The article also shows that the collective digital signature protocol built according to GOST-1994 digital signature standard is capable of resisting two common types of inside attacks: (i) Attacks on the secret key of signing group members; (ii) Forging the signature of a member of the signing group. With the GDS scheme, the public key “masking” technique, through the λ coefficient, is applied to both the signing group member and the group leader. This not only ensures the privacy of every signing group member, but also creates mutual authentication between the signing group members and the group manager. This is one of the advantages of the group signature scheme that we propose in this study. Finally, we analyzed the security advantages and evaluated the performance, and time costs to create the signature and verify the signature, of each RCS scheme built.

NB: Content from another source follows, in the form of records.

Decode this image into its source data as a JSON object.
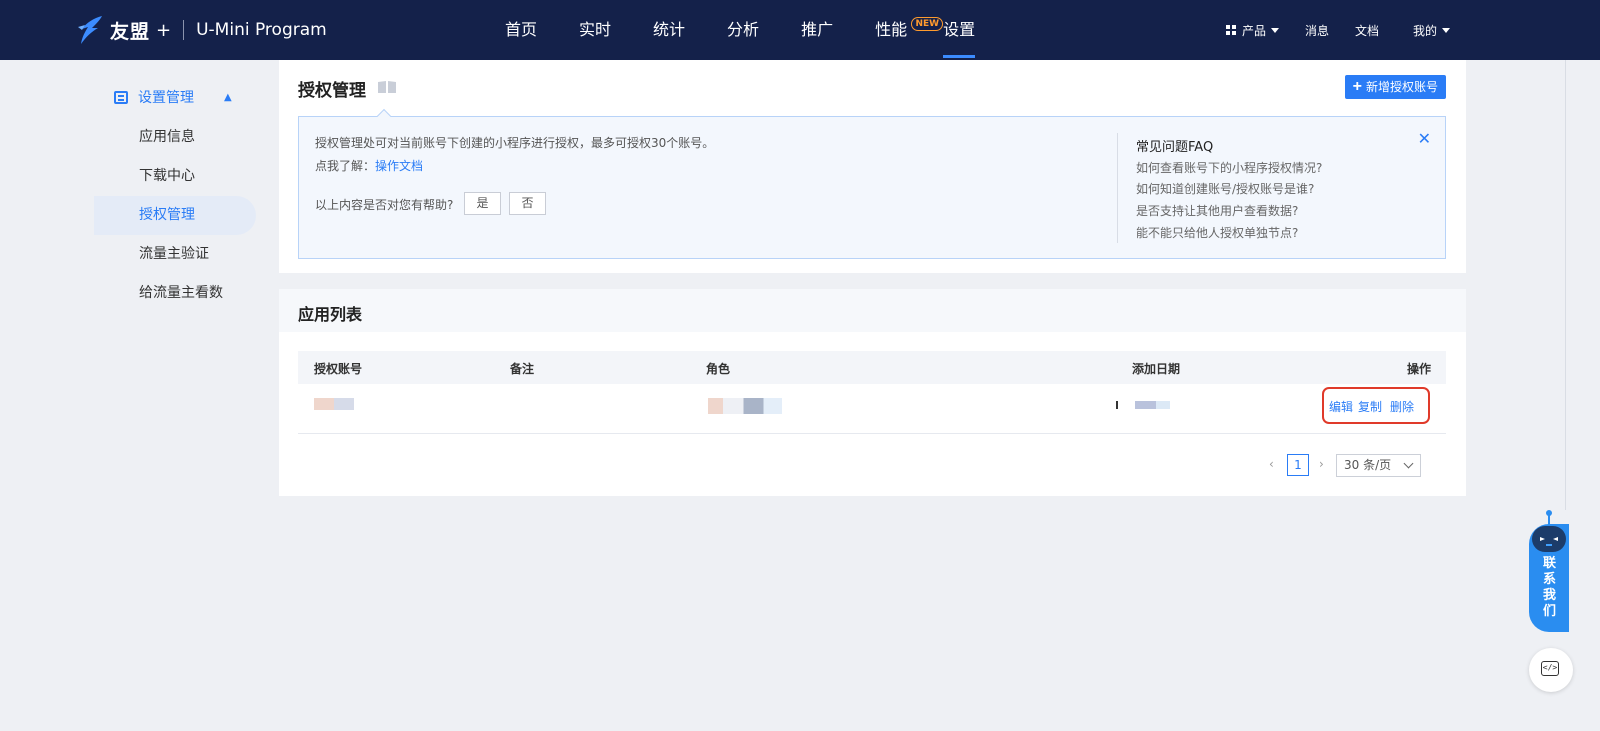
{
  "header": {
    "brand_cn": "友盟",
    "brand_plus": "+",
    "brand_product": "U-Mini Program",
    "nav": [
      {
        "label": "首页"
      },
      {
        "label": "实时"
      },
      {
        "label": "统计"
      },
      {
        "label": "分析"
      },
      {
        "label": "推广"
      },
      {
        "label": "性能",
        "badge": "NEW"
      },
      {
        "label": "设置"
      }
    ],
    "active_nav": "设置",
    "right": {
      "products": "产品",
      "messages": "消息",
      "docs": "文档",
      "mine": "我的"
    }
  },
  "sidebar": {
    "section": "设置管理",
    "items": [
      {
        "label": "应用信息"
      },
      {
        "label": "下载中心"
      },
      {
        "label": "授权管理"
      },
      {
        "label": "流量主验证"
      },
      {
        "label": "给流量主看数"
      }
    ],
    "active_item": "授权管理"
  },
  "auth": {
    "title": "授权管理",
    "add_button": "新增授权账号",
    "help": {
      "line1": "授权管理处可对当前账号下创建的小程序进行授权，最多可授权30个账号。",
      "line2_prefix": "点我了解：",
      "line2_link": "操作文档",
      "ask": "以上内容是否对您有帮助?",
      "yes": "是",
      "no": "否"
    },
    "faq": {
      "title": "常见问题FAQ",
      "items": [
        "如何查看账号下的小程序授权情况?",
        "如何知道创建账号/授权账号是谁?",
        "是否支持让其他用户查看数据?",
        "能不能只给他人授权单独节点?"
      ]
    }
  },
  "app_list": {
    "title": "应用列表",
    "columns": [
      "授权账号",
      "备注",
      "角色",
      "添加日期",
      "操作"
    ],
    "row_actions": [
      "编辑",
      "复制",
      "删除"
    ],
    "pagination": {
      "current_page": "1",
      "page_size": "30 条/页"
    }
  },
  "widget": {
    "contact": "联系我们"
  },
  "colors": {
    "header_bg": "#14214a",
    "accent": "#2a7cf6",
    "highlight_border": "#e03a2a",
    "new_badge": "#ff9b2e"
  }
}
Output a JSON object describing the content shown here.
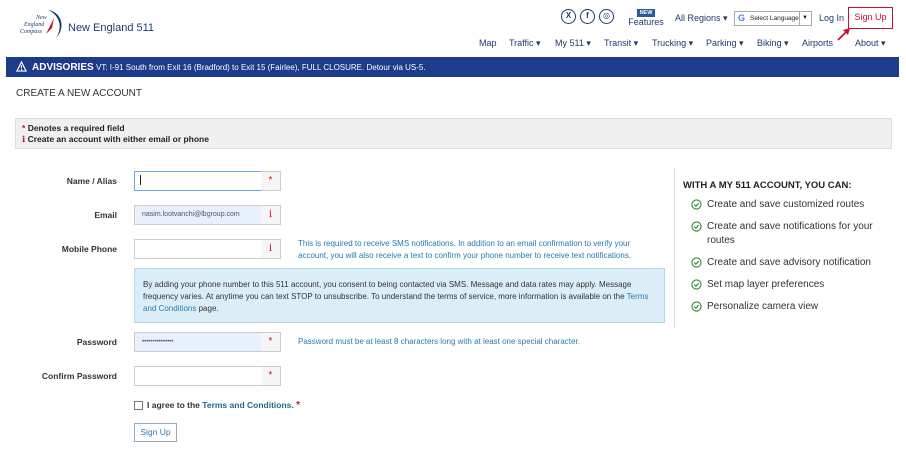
{
  "header": {
    "logo_text": [
      "New",
      "England",
      "Compass"
    ],
    "site_name": "New England 511",
    "social": [
      {
        "icon": "x-icon",
        "glyph": "X"
      },
      {
        "icon": "facebook-icon",
        "glyph": "f"
      },
      {
        "icon": "instagram-icon",
        "glyph": "◎"
      }
    ],
    "features_badge": "NEW",
    "features_label": "Features",
    "regions_label": "All Regions ▾",
    "language_label": "Select Language",
    "language_dropdown": "▼",
    "login_label": "Log In",
    "signup_label": "Sign Up"
  },
  "nav": {
    "items": [
      "Map",
      "Traffic ▾",
      "My 511 ▾",
      "Transit ▾",
      "Trucking ▾",
      "Parking ▾",
      "Biking ▾",
      "Airports",
      "About ▾"
    ]
  },
  "advisory": {
    "title": "ADVISORIES",
    "text": "VT: I-91 South from Exit 16 (Bradford) to Exit 15 (Fairlee), FULL CLOSURE. Detour via US-5."
  },
  "page": {
    "title": "CREATE A NEW ACCOUNT"
  },
  "notice": {
    "required_star": "*",
    "required_text": "Denotes a required field",
    "info_icon": "i",
    "info_text": "Create an account with either email or phone"
  },
  "form": {
    "name_label": "Name / Alias",
    "name_value": "",
    "email_label": "Email",
    "email_value": "nasim.lootvanchi@lbgroup.com",
    "phone_label": "Mobile Phone",
    "phone_value": "",
    "phone_help": "This is required to receive SMS notifications. In addition to an email confirmation to verify your account, you will also receive a text to confirm your phone number to receive text notifications.",
    "sms_text": "By adding your phone number to this 511 account, you consent to being contacted via SMS. Message and data rates may apply. Message frequency varies. At anytime you can text STOP to unsubscribe. To understand the terms of service, more information is available on the",
    "sms_link": "Terms and Conditions",
    "sms_suffix": "page.",
    "password_label": "Password",
    "password_value": "•••••••••••••••",
    "password_help": "Password must be at least 8 characters long with at least one special character.",
    "confirm_label": "Confirm Password",
    "confirm_value": "",
    "required_glyph": "*",
    "info_glyph": "i",
    "agree_prefix": "I agree to the",
    "agree_link": "Terms and Conditions.",
    "agree_star": "*",
    "submit_label": "Sign Up"
  },
  "benefits": {
    "title": "WITH A MY 511 ACCOUNT, YOU CAN:",
    "items": [
      "Create and save customized routes",
      "Create and save notifications for your routes",
      "Create and save advisory notification",
      "Set map layer preferences",
      "Personalize camera view"
    ]
  },
  "colors": {
    "brand": "#1e3a6e",
    "advisory_bg": "#1e3a8a",
    "accent_red": "#c8102e",
    "link_blue": "#2a7ab0",
    "check_green": "#2e8b3a"
  }
}
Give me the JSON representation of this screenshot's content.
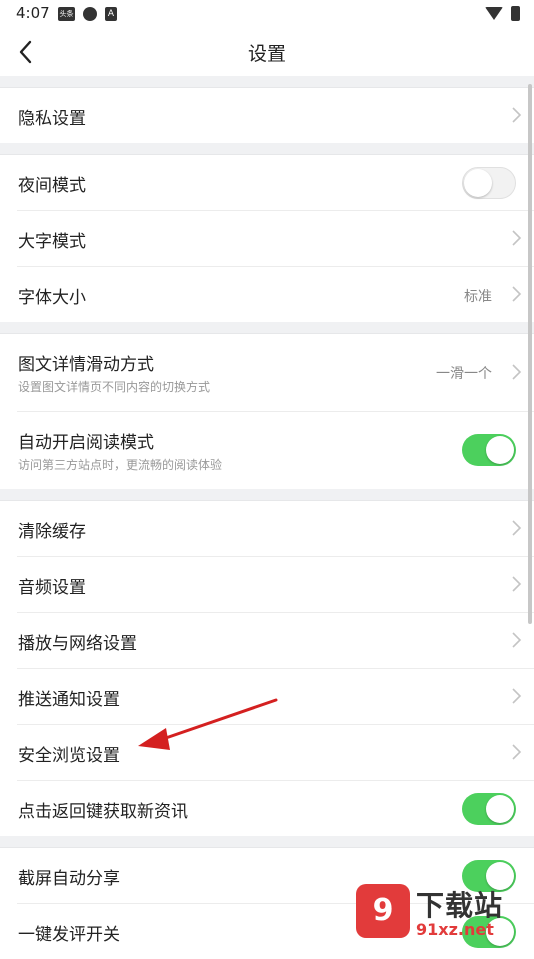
{
  "status": {
    "time": "4:07",
    "icons": [
      "toutiao-icon",
      "app-icon",
      "a-icon"
    ],
    "icon_text": "头条",
    "a_text": "A"
  },
  "nav": {
    "title": "设置"
  },
  "sections": [
    {
      "rows": [
        {
          "label": "隐私设置",
          "type": "chevron"
        }
      ]
    },
    {
      "rows": [
        {
          "label": "夜间模式",
          "type": "toggle",
          "on": false
        },
        {
          "label": "大字模式",
          "type": "chevron"
        },
        {
          "label": "字体大小",
          "type": "chevron",
          "value": "标准"
        }
      ]
    },
    {
      "rows": [
        {
          "label": "图文详情滑动方式",
          "sublabel": "设置图文详情页不同内容的切换方式",
          "type": "chevron",
          "value": "一滑一个"
        },
        {
          "label": "自动开启阅读模式",
          "sublabel": "访问第三方站点时，更流畅的阅读体验",
          "type": "toggle",
          "on": true
        }
      ]
    },
    {
      "rows": [
        {
          "label": "清除缓存",
          "type": "chevron"
        },
        {
          "label": "音频设置",
          "type": "chevron"
        },
        {
          "label": "播放与网络设置",
          "type": "chevron"
        },
        {
          "label": "推送通知设置",
          "type": "chevron"
        },
        {
          "label": "安全浏览设置",
          "type": "chevron"
        },
        {
          "label": "点击返回键获取新资讯",
          "type": "toggle",
          "on": true
        }
      ]
    },
    {
      "rows": [
        {
          "label": "截屏自动分享",
          "type": "toggle",
          "on": true
        },
        {
          "label": "一键发评开关",
          "type": "toggle",
          "on": true
        }
      ]
    }
  ],
  "watermark": {
    "logo": "9",
    "text": "下载站",
    "url": "91xz.net"
  },
  "colors": {
    "toggle_on": "#4cd05d",
    "arrow": "#d42020",
    "watermark_red": "#e23b3b"
  }
}
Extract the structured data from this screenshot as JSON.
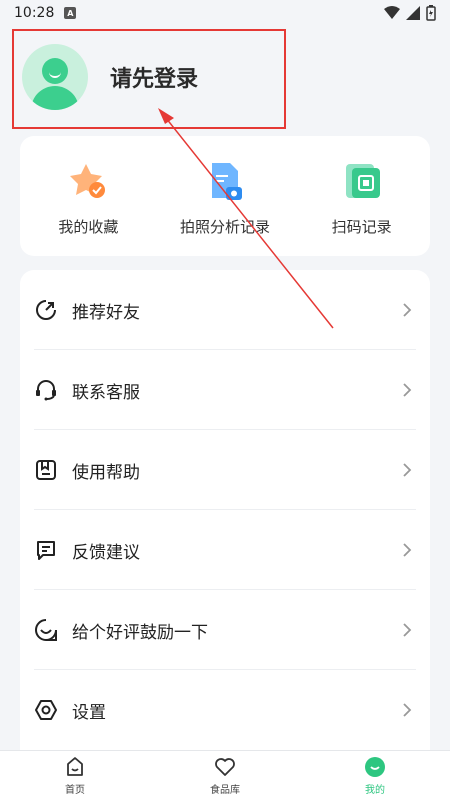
{
  "status_bar": {
    "time": "10:28",
    "notification_badge": "A"
  },
  "login": {
    "prompt": "请先登录"
  },
  "quick_actions": [
    {
      "label": "我的收藏",
      "icon": "star-favorite-icon"
    },
    {
      "label": "拍照分析记录",
      "icon": "photo-document-icon"
    },
    {
      "label": "扫码记录",
      "icon": "scan-record-icon"
    }
  ],
  "menu": [
    {
      "label": "推荐好友",
      "icon": "share-refresh-icon"
    },
    {
      "label": "联系客服",
      "icon": "headset-icon"
    },
    {
      "label": "使用帮助",
      "icon": "help-book-icon"
    },
    {
      "label": "反馈建议",
      "icon": "feedback-message-icon"
    },
    {
      "label": "给个好评鼓励一下",
      "icon": "smile-icon"
    },
    {
      "label": "设置",
      "icon": "settings-hexagon-icon"
    }
  ],
  "bottom_nav": [
    {
      "label": "首页",
      "icon": "home-icon"
    },
    {
      "label": "食品库",
      "icon": "heart-icon"
    },
    {
      "label": "我的",
      "icon": "profile-smile-icon",
      "active": true
    }
  ],
  "colors": {
    "accent": "#2dc680",
    "annotation": "#e53935"
  }
}
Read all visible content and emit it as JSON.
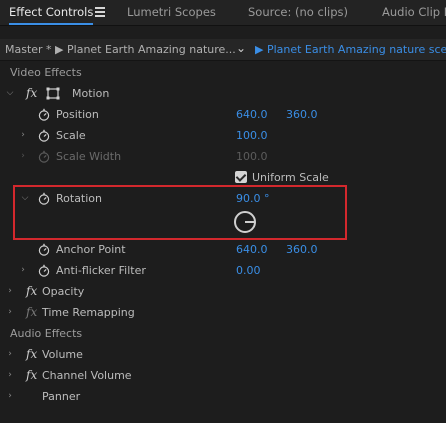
{
  "tabs": [
    {
      "label": "Effect Controls",
      "active": true
    },
    {
      "label": "Lumetri Scopes"
    },
    {
      "label": "Source: (no clips)"
    },
    {
      "label": "Audio Clip M"
    }
  ],
  "clip_header": {
    "source": "Master * ▶ Planet Earth  Amazing nature...",
    "sequence": "▶ Planet Earth  Amazing nature scene"
  },
  "sections": {
    "video": "Video Effects",
    "audio": "Audio Effects"
  },
  "motion": {
    "label": "Motion",
    "position": {
      "label": "Position",
      "x": "640.0",
      "y": "360.0"
    },
    "scale": {
      "label": "Scale",
      "value": "100.0"
    },
    "scale_width": {
      "label": "Scale Width",
      "value": "100.0"
    },
    "uniform_scale": {
      "label": "Uniform Scale",
      "checked": true
    },
    "rotation": {
      "label": "Rotation",
      "value": "90.0 °"
    },
    "anchor_point": {
      "label": "Anchor Point",
      "x": "640.0",
      "y": "360.0"
    },
    "anti_flicker": {
      "label": "Anti-flicker Filter",
      "value": "0.00"
    }
  },
  "effects": {
    "opacity": "Opacity",
    "time_remapping": "Time Remapping",
    "volume": "Volume",
    "channel_volume": "Channel Volume",
    "panner": "Panner"
  },
  "icons": {
    "fx": "fx",
    "twisty_open": "⌵",
    "twisty_closed": "›",
    "chevron_down": "⌄"
  },
  "colors": {
    "accent": "#3a8ee6",
    "highlight_box": "#d3282d"
  }
}
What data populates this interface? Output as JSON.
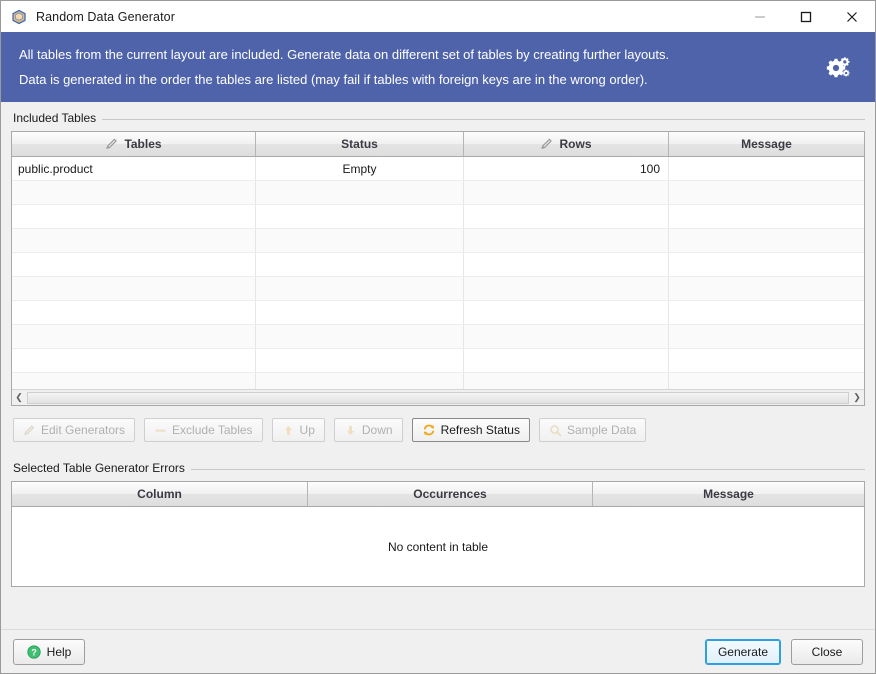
{
  "window": {
    "title": "Random Data Generator",
    "icon": "cube-icon",
    "controls": {
      "minimize": "minimize-icon",
      "maximize": "maximize-icon",
      "close": "close-icon"
    }
  },
  "banner": {
    "line1": "All tables from the current layout are included. Generate data on different set of tables by creating further layouts.",
    "line2": "Data is generated in the order the tables are listed (may fail if tables with foreign keys are in the wrong order).",
    "settings_icon": "gears-icon",
    "background_color": "#4f63ab",
    "text_color": "#ffffff"
  },
  "included_tables": {
    "group_label": "Included Tables",
    "columns": [
      {
        "label": "Tables",
        "icon": "pencil-icon",
        "align": "left"
      },
      {
        "label": "Status",
        "icon": null,
        "align": "center"
      },
      {
        "label": "Rows",
        "icon": "pencil-icon",
        "align": "right"
      },
      {
        "label": "Message",
        "icon": null,
        "align": "left"
      }
    ],
    "rows": [
      {
        "tables": "public.product",
        "status": "Empty",
        "rows": "100",
        "message": ""
      }
    ],
    "empty_row_count": 9,
    "scrollbar": {
      "left_arrow": "chevron-left-icon",
      "right_arrow": "chevron-right-icon"
    }
  },
  "toolbar": {
    "buttons": [
      {
        "label": "Edit Generators",
        "icon": "pencil-icon",
        "enabled": false
      },
      {
        "label": "Exclude Tables",
        "icon": "minus-icon",
        "enabled": false
      },
      {
        "label": "Up",
        "icon": "arrow-up-icon",
        "enabled": false
      },
      {
        "label": "Down",
        "icon": "arrow-down-icon",
        "enabled": false
      },
      {
        "label": "Refresh Status",
        "icon": "refresh-icon",
        "enabled": true
      },
      {
        "label": "Sample Data",
        "icon": "search-icon",
        "enabled": false
      }
    ]
  },
  "generator_errors": {
    "group_label": "Selected Table Generator Errors",
    "columns": [
      {
        "label": "Column"
      },
      {
        "label": "Occurrences"
      },
      {
        "label": "Message"
      }
    ],
    "empty_message": "No content in table"
  },
  "footer": {
    "help_label": "Help",
    "help_icon": "help-question-icon",
    "generate_label": "Generate",
    "close_label": "Close",
    "accent_color": "#2e9fe0"
  }
}
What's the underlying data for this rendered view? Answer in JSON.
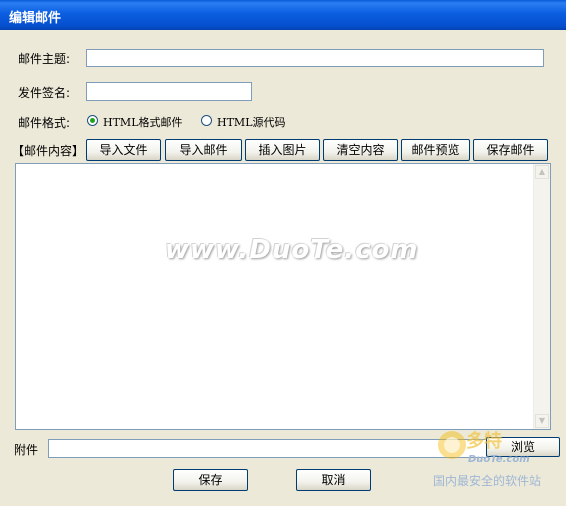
{
  "window": {
    "title": "编辑邮件"
  },
  "form": {
    "subject_label": "邮件主题:",
    "subject_value": "",
    "signature_label": "发件签名:",
    "signature_value": "",
    "format_label": "邮件格式:",
    "format_options": [
      {
        "label": "HTML格式邮件",
        "selected": true
      },
      {
        "label": "HTML源代码",
        "selected": false
      }
    ],
    "content_label": "【邮件内容】",
    "content_value": "",
    "attachment_label": "附件",
    "attachment_value": ""
  },
  "toolbar": {
    "buttons": [
      "导入文件",
      "导入邮件",
      "插入图片",
      "清空内容",
      "邮件预览",
      "保存邮件"
    ]
  },
  "browse_label": "浏览",
  "footer": {
    "save_label": "保存",
    "cancel_label": "取消"
  },
  "watermark": {
    "text": "www.DuoTe.com"
  },
  "brand": {
    "name": "多特",
    "site": "DuoTe.com",
    "tagline": "国内最安全的软件站",
    "accent_color": "#f2b705",
    "text_color": "#9fb7d5"
  },
  "colors": {
    "titlebar": "#0650d0",
    "dialog_bg": "#ece9d8",
    "input_border": "#7f9db9"
  }
}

The results obtained in this study show that the representative collective signature (RCS) has high feasibility and an acceptable level of security. However, because GOST-1994 is formed on the basis of the discrete logarithm problem on finite prime fields so there are some limitations that can be overcome if the scheme is formed according to the GOST R34.10-2001 digital signature standards or the GOST R34.10-2012 digital signature standards. This is our future work.

Funding Statement: This article is supported by Duy Tan University, Da Nang, Vietnam.

Conflicts of Interest: The authors declare that they have no conflicts of interest to report regarding the present study.